In the twentieth century hanging came to be defended as a particularly humane form of execution. We also find the Royal Commission on capital punishment, which reported in 1953, commenting that `it is easier for the condemned man to show courage and composure in his last moments if the final act is a positive one, such as walking to the scaffold than if it is mere passivity, like awaiting the prick of a needle.'

The successful mid-nineteenth-century campaign for private executions sought to do away with the repulsive entertainment of public hangings, but was criticised by its opponents for introducing an un-English element of inquisitorial privacy into the procedure. Some abolitionists also opposed the campaign because they thought it would delay the total abolition of capital punishment. They were probably justified in their fears; and there is evidence that even in their own century techniques of hanging in Britain were not always as reliably painless as they should have been, for the Official Secrets Act allowed bungled executions to be hushed up.

It is clear that the complex ceremonial surrounding all judicial executions is a way of legitimising or consecrating the act of violence. These ceremonies are highly specific to different countries. The abolitionist argument is that private violence should never be answered by public violence. But it is a fact of social history that these ceremonial forms used to be effective in making judicial executions acceptable.

Nietzsche wrote that `There is no feast without cruelty, as man's entire history attests. Punishment, too, has its festive aspects.' A whiff of the atmosphere of old Tyburn and Newgate must have been caught by the patrons of Albert Pierrepoint's pub, 'Help the Poor Struggler' (though Pierrepoint himself claimed that he never talked about his duties) or again by those people attending the Royal Academy banquet which was regaled by Lord Goddard in his after-dinner speech with jokes about hanging.

But is it true, as the abolitionists contended, that capital punishment exacerbates violence in society. This could be so; but it could equally be that it is a valuable way of expressing society's abhorrence of murder, which in primitive societies is usually treated as a private tort against the victim's relatives, punishable through vengeance at their hands or else by compensation. Capital punishment is certainly an institution of city-states and kingdoms rather than of primitive societies.

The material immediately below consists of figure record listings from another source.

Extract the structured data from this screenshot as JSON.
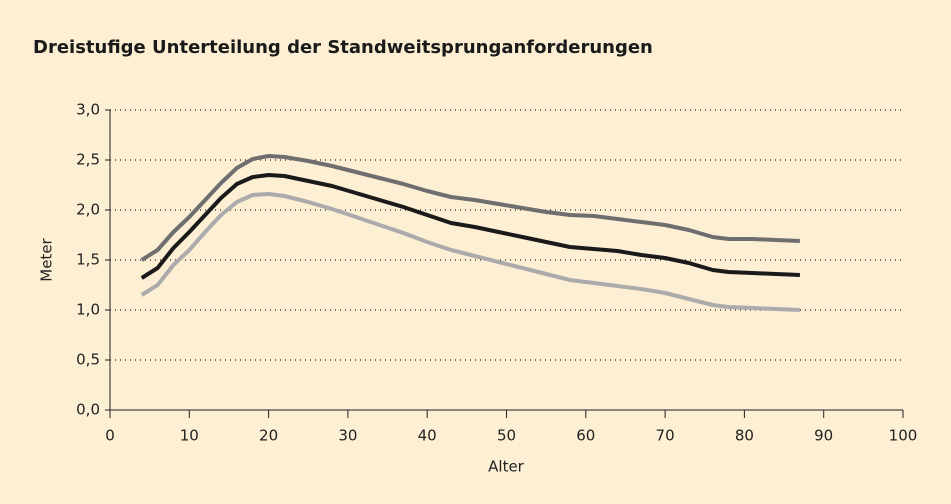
{
  "chart_data": {
    "type": "line",
    "title": "Dreistufige Unterteilung der Standweitsprunganforderungen",
    "x_label": "Alter",
    "y_label": "Meter",
    "x": [
      4,
      6,
      8,
      10,
      12,
      14,
      16,
      18,
      20,
      22,
      25,
      28,
      31,
      34,
      37,
      40,
      43,
      46,
      49,
      52,
      55,
      58,
      61,
      64,
      67,
      70,
      73,
      76,
      78,
      81,
      84,
      87
    ],
    "series": [
      {
        "color": "#6e6e6e",
        "values": [
          1.5,
          1.6,
          1.78,
          1.93,
          2.1,
          2.27,
          2.42,
          2.51,
          2.54,
          2.53,
          2.49,
          2.44,
          2.38,
          2.32,
          2.26,
          2.19,
          2.13,
          2.1,
          2.06,
          2.02,
          1.98,
          1.95,
          1.94,
          1.91,
          1.88,
          1.85,
          1.8,
          1.73,
          1.71,
          1.71,
          1.7,
          1.69
        ]
      },
      {
        "color": "#1a1a1a",
        "values": [
          1.32,
          1.42,
          1.62,
          1.78,
          1.95,
          2.12,
          2.26,
          2.33,
          2.35,
          2.34,
          2.29,
          2.24,
          2.17,
          2.1,
          2.03,
          1.95,
          1.87,
          1.83,
          1.78,
          1.73,
          1.68,
          1.63,
          1.61,
          1.59,
          1.55,
          1.52,
          1.47,
          1.4,
          1.38,
          1.37,
          1.36,
          1.35
        ]
      },
      {
        "color": "#ababab",
        "values": [
          1.15,
          1.25,
          1.45,
          1.6,
          1.78,
          1.95,
          2.08,
          2.15,
          2.16,
          2.14,
          2.08,
          2.01,
          1.93,
          1.85,
          1.77,
          1.68,
          1.6,
          1.54,
          1.48,
          1.42,
          1.36,
          1.3,
          1.27,
          1.24,
          1.21,
          1.17,
          1.11,
          1.05,
          1.03,
          1.02,
          1.01,
          1.0
        ]
      }
    ],
    "xlim": [
      0,
      100
    ],
    "xticks": [
      0,
      10,
      20,
      30,
      40,
      50,
      60,
      70,
      80,
      90,
      100
    ],
    "ylim": [
      0,
      3
    ],
    "yticks": [
      {
        "value": 0,
        "label": "0,0"
      },
      {
        "value": 0.5,
        "label": "0,5"
      },
      {
        "value": 1,
        "label": "1,0"
      },
      {
        "value": 1.5,
        "label": "1,5"
      },
      {
        "value": 2,
        "label": "2,0"
      },
      {
        "value": 2.5,
        "label": "2,5"
      },
      {
        "value": 3,
        "label": "3,0"
      }
    ],
    "grid": true
  }
}
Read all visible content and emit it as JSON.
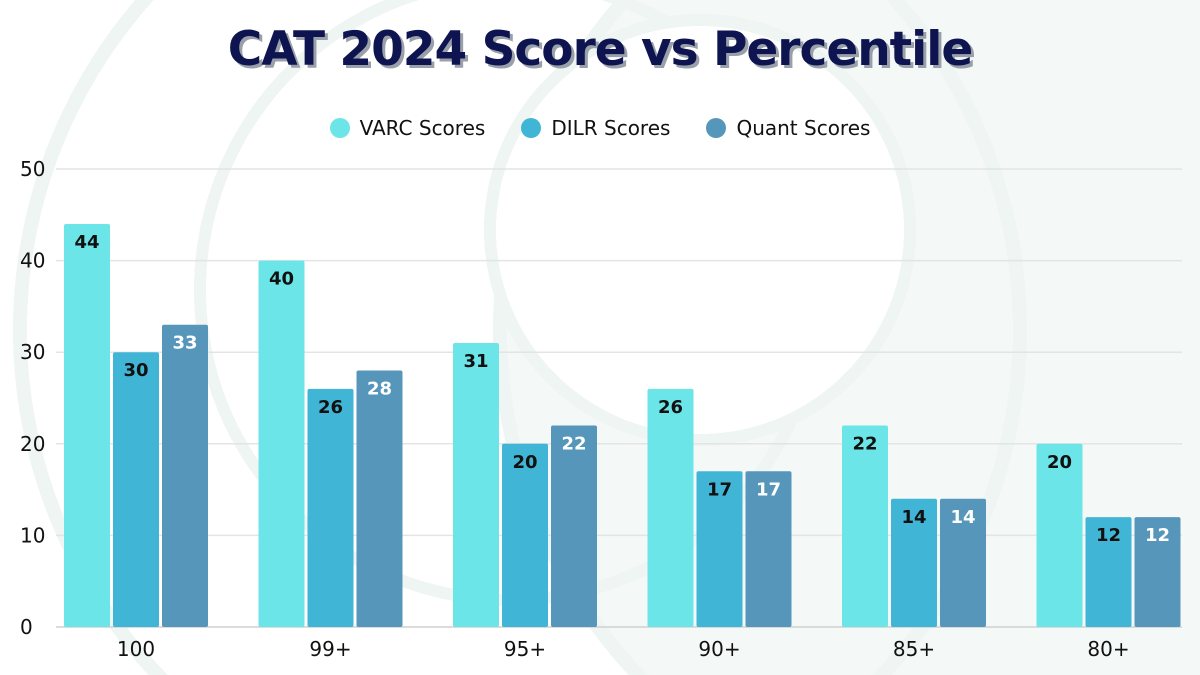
{
  "chart_data": {
    "type": "bar",
    "title": "CAT 2024 Score vs Percentile",
    "categories": [
      "100",
      "99+",
      "95+",
      "90+",
      "85+",
      "80+"
    ],
    "series": [
      {
        "name": "VARC Scores",
        "values": [
          44,
          40,
          31,
          26,
          22,
          20
        ],
        "color": "#6ce5e8",
        "label_color": "#111111"
      },
      {
        "name": "DILR Scores",
        "values": [
          30,
          26,
          20,
          17,
          14,
          12
        ],
        "color": "#41b5d5",
        "label_color": "#111111"
      },
      {
        "name": "Quant Scores",
        "values": [
          33,
          28,
          22,
          17,
          14,
          12
        ],
        "color": "#5796bb",
        "label_color": "#ffffff"
      }
    ],
    "ylim": [
      0,
      50
    ],
    "yticks": [
      0,
      10,
      20,
      30,
      40,
      50
    ],
    "grid": true,
    "legend": "top-center",
    "xlabel": "",
    "ylabel": ""
  }
}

A Dominican monk of my acquaintance recently wrote to me, in another context, that many theologians today believe in what they call Modern Man, which he says is an ecclesiastical fiction. It seems also to be a fiction to which many penologists and even, sociologists adhere. But resentment and vengeance are a part of our social nature, which needs to be satisfied by a penal code of graded severity — however much this should be tempered by public mercy and private forgiveness.